Der Mangel an Informationen von unabhängiger Seite verschärft das Schwarz-Weiß-Denken und lässt den Konflikt zur globalen Propagandaschlacht werden. Auf Webseiten und in den sozialen Medien kursieren Gräuelbilder bis hin zu Kannibalismus, welche die Verbrechen der Sicherheitskräfte Myanmars belegen sollen. Ein Teil der Bilder - wie viele ist kaum abzuschätzen - sind Falschmeldungen. Sie stammen aus anderen Konflikten und anderen Zusammenhängen. Auf der anderen Seite bestreitet die Zentralregierung unter Führung von Aung San Suu Kyi jegliche Verbrechen gegen die Menschlichkeit und spricht von einer angemessenen Reaktion der Sicherheitskräfte gegen islamistische Terroristen.

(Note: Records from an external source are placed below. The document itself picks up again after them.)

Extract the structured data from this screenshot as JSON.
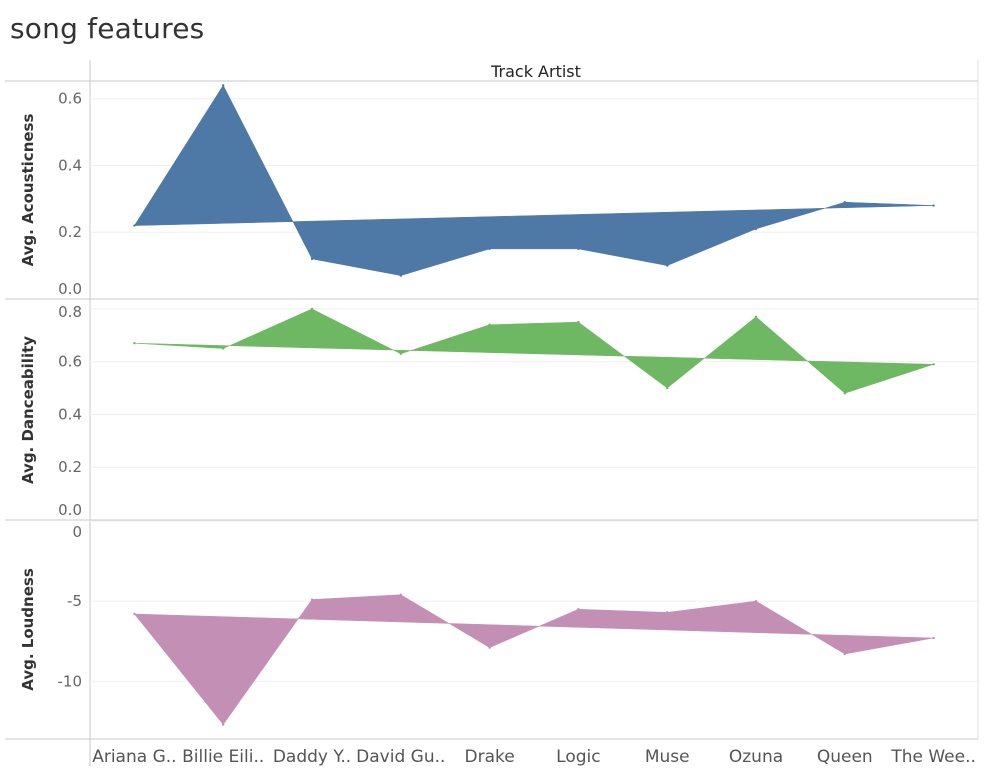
{
  "title": "song features",
  "chart_data": {
    "type": "area",
    "column_header": "Track Artist",
    "categories": [
      "Ariana G..",
      "Billie Eili..",
      "Daddy Y..",
      "David Gu..",
      "Drake",
      "Logic",
      "Muse",
      "Ozuna",
      "Queen",
      "The Wee.."
    ],
    "panels": [
      {
        "ylabel": "Avg. Acousticness",
        "color": "#4e79a7",
        "ylim": [
          0,
          0.65
        ],
        "ticks": [
          0.0,
          0.2,
          0.4,
          0.6
        ],
        "tick_labels": [
          "0.0",
          "0.2",
          "0.4",
          "0.6"
        ],
        "values": [
          0.22,
          0.64,
          0.12,
          0.07,
          0.15,
          0.15,
          0.1,
          0.21,
          0.29,
          0.28
        ]
      },
      {
        "ylabel": "Avg. Danceability",
        "color": "#6fb863",
        "ylim": [
          0,
          0.83
        ],
        "ticks": [
          0.0,
          0.2,
          0.4,
          0.6,
          0.8
        ],
        "tick_labels": [
          "0.0",
          "0.2",
          "0.4",
          "0.6",
          "0.8"
        ],
        "values": [
          0.67,
          0.65,
          0.8,
          0.63,
          0.74,
          0.75,
          0.5,
          0.77,
          0.48,
          0.59
        ]
      },
      {
        "ylabel": "Avg. Loudness",
        "color": "#c48fb5",
        "ylim": [
          -13.6,
          0
        ],
        "ticks": [
          0,
          -5,
          -10
        ],
        "tick_labels": [
          "0",
          "-5",
          "-10"
        ],
        "values": [
          -5.8,
          -12.7,
          -4.9,
          -4.6,
          -7.9,
          -5.5,
          -5.7,
          -5.0,
          -8.3,
          -7.3
        ]
      }
    ]
  }
}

Globale Meinungsmaschinerie

Politiker und Prominente aus der ganzen Welt reagieren auf die Krise und stellen Forderungen an die Regierung. Die meisten haben sicher hehre Absichten, wenn sie ein Ende der Gewalt verlangen. Anderen aber, wie etwa dem malaysischen Premierminister Najib Razak, Indonesiens Präsident Joko Widodo, Präsident Kadyrow in Tschetschenien oder Präsident Erdogan aus der Türkei, geht es weniger um die Rohingya, sondern vielmehr darum, innenpolitisch zu punkten, wenn sie sich als Schild und Schutz der Glaubensbrüder gerieren. Damit verstärken diese Staatsmänner das Lager-Denken und tragen dazu bei, dass sich die Fronten weiter verhärten.

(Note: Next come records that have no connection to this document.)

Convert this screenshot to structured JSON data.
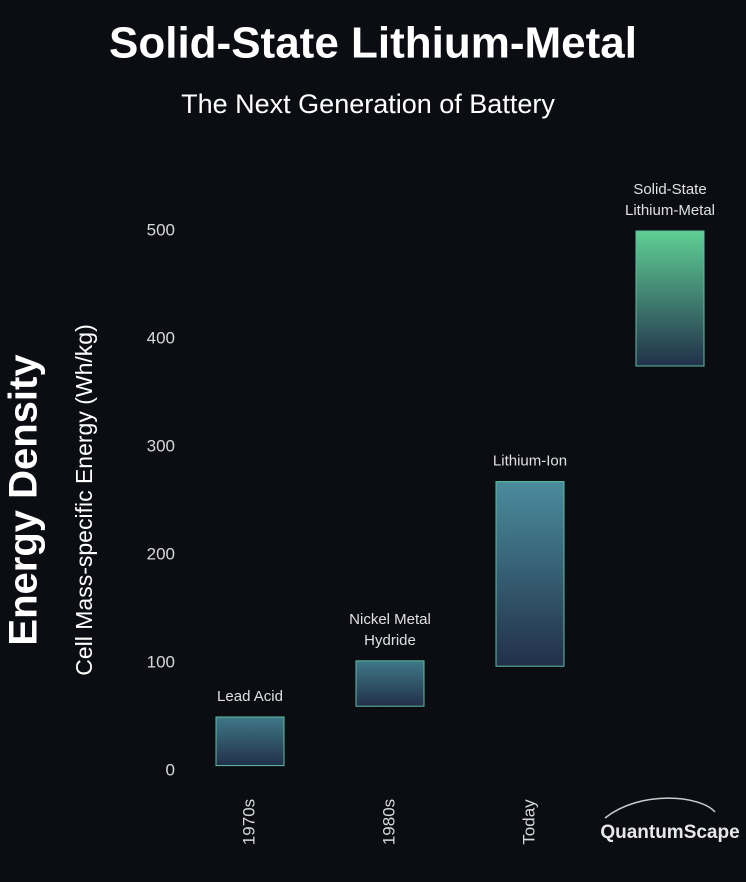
{
  "chart_data": {
    "type": "floating_bar",
    "title": "Solid-State Lithium-Metal",
    "subtitle": "The Next Generation of Battery",
    "y_title": "Energy Density",
    "y_label": "Cell Mass-specific Energy (Wh/kg)",
    "categories": [
      "1970s",
      "1980s",
      "Today",
      "QuantumScape"
    ],
    "bar_labels": [
      [
        "Lead Acid"
      ],
      [
        "Nickel Metal",
        "Hydride"
      ],
      [
        "Lithium-Ion"
      ],
      [
        "Solid-State",
        "Lithium-Metal"
      ]
    ],
    "low": [
      5,
      60,
      97,
      375
    ],
    "high": [
      50,
      102,
      268,
      500
    ],
    "colors": [
      "#3f7888",
      "#3f7888",
      "#4a8c9c",
      "#5fcf95"
    ],
    "ylim": [
      0,
      500
    ],
    "yticks": [
      0,
      100,
      200,
      300,
      400,
      500
    ]
  }
}
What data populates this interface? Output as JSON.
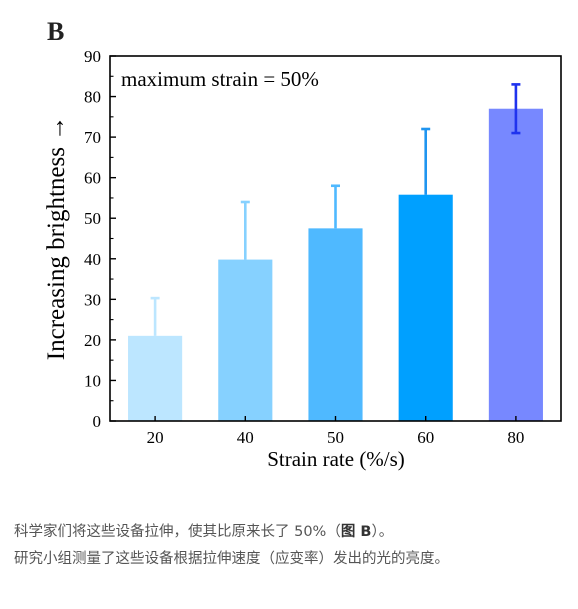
{
  "figure": {
    "panel_label": "B"
  },
  "chart_data": {
    "type": "bar",
    "title": "",
    "annotation": "maximum strain = 50%",
    "xlabel": "Strain rate (%/s)",
    "ylabel": "Increasing brightness →",
    "categories": [
      "20",
      "40",
      "50",
      "60",
      "80"
    ],
    "values": [
      21,
      39.8,
      47.5,
      55.8,
      77
    ],
    "error_upper": [
      30.3,
      54,
      58,
      72,
      83
    ],
    "error_lower": [
      null,
      null,
      null,
      null,
      71
    ],
    "ylim": [
      0,
      90
    ],
    "yticks": [
      0,
      10,
      20,
      30,
      40,
      50,
      60,
      70,
      80,
      90
    ],
    "grid": false,
    "legend": "none",
    "bar_colors": [
      "#bce6ff",
      "#86d1ff",
      "#4fb9ff",
      "#00a0ff",
      "#7788ff"
    ],
    "error_colors": [
      "#bce6ff",
      "#86d1ff",
      "#4fb9ff",
      "#1f95f0",
      "#1f33ee"
    ]
  },
  "caption": {
    "line1_before": "科学家们将这些设备拉伸，使其比原来长了 50%（",
    "line1_bold": "图 B",
    "line1_after": "）。",
    "line2": "研究小组测量了这些设备根据拉伸速度（应变率）发出的光的亮度。"
  }
}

Dasselbe gilt für diejenigen Aktivisten, die seit Jahren die Verschwörungstheorie verbreiten, die Rohingyas seien Opfer eines auf die 1970er Jahre zurückgehenden Plans des Militärs, die Rohingyas auszurotten. Doch wer ernsthaft am Frieden in der Region interessiert ist, sollte sich als erstes mit der ganzen Vielschichtigkeit des Konflikts auseinandersetzen und vorschnelle Urteile und Zuschreibungen vermeiden.

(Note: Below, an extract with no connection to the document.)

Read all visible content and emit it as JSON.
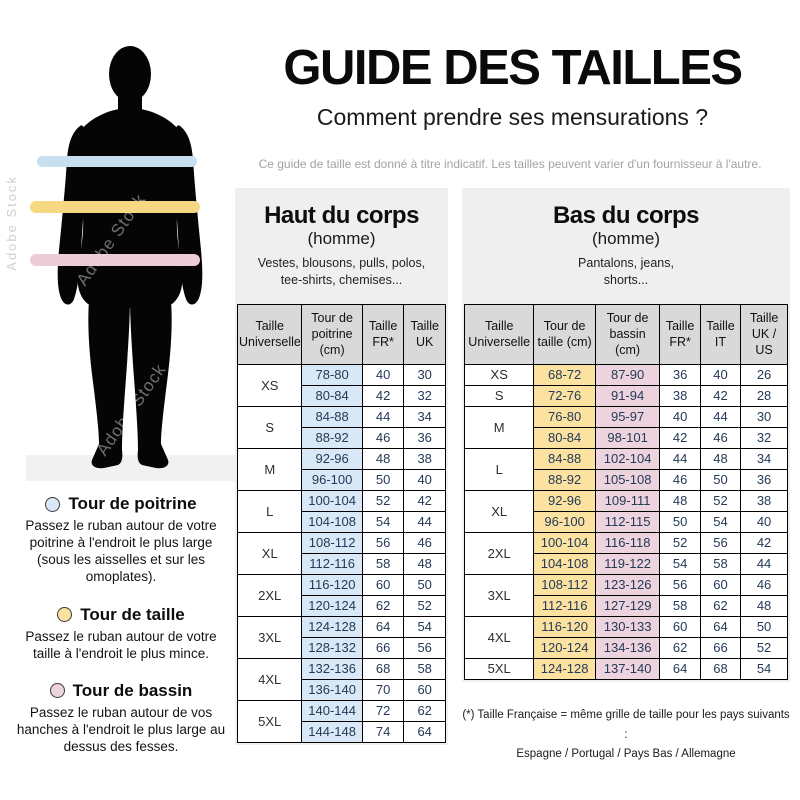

Ethnie und Staatsbürgerschaft

Ein Beispiel: Seit Jahrzehnten gibt es einen Streit um die Bezeichnung Rohingya. Während Aktivisten, Politiker und Vertreter dieser Gruppe sich selbst als Rohingya bezeichnen, besteht die Regierung in Myanmar darauf, dass die Bezeichnung "Muslime im Rakhine-Staat" korrekt ist. Radikale Gegner der Muslime sprechen nur von "Bengalis", um anzuzeigen, dass es sich um illegale Migranten handelt.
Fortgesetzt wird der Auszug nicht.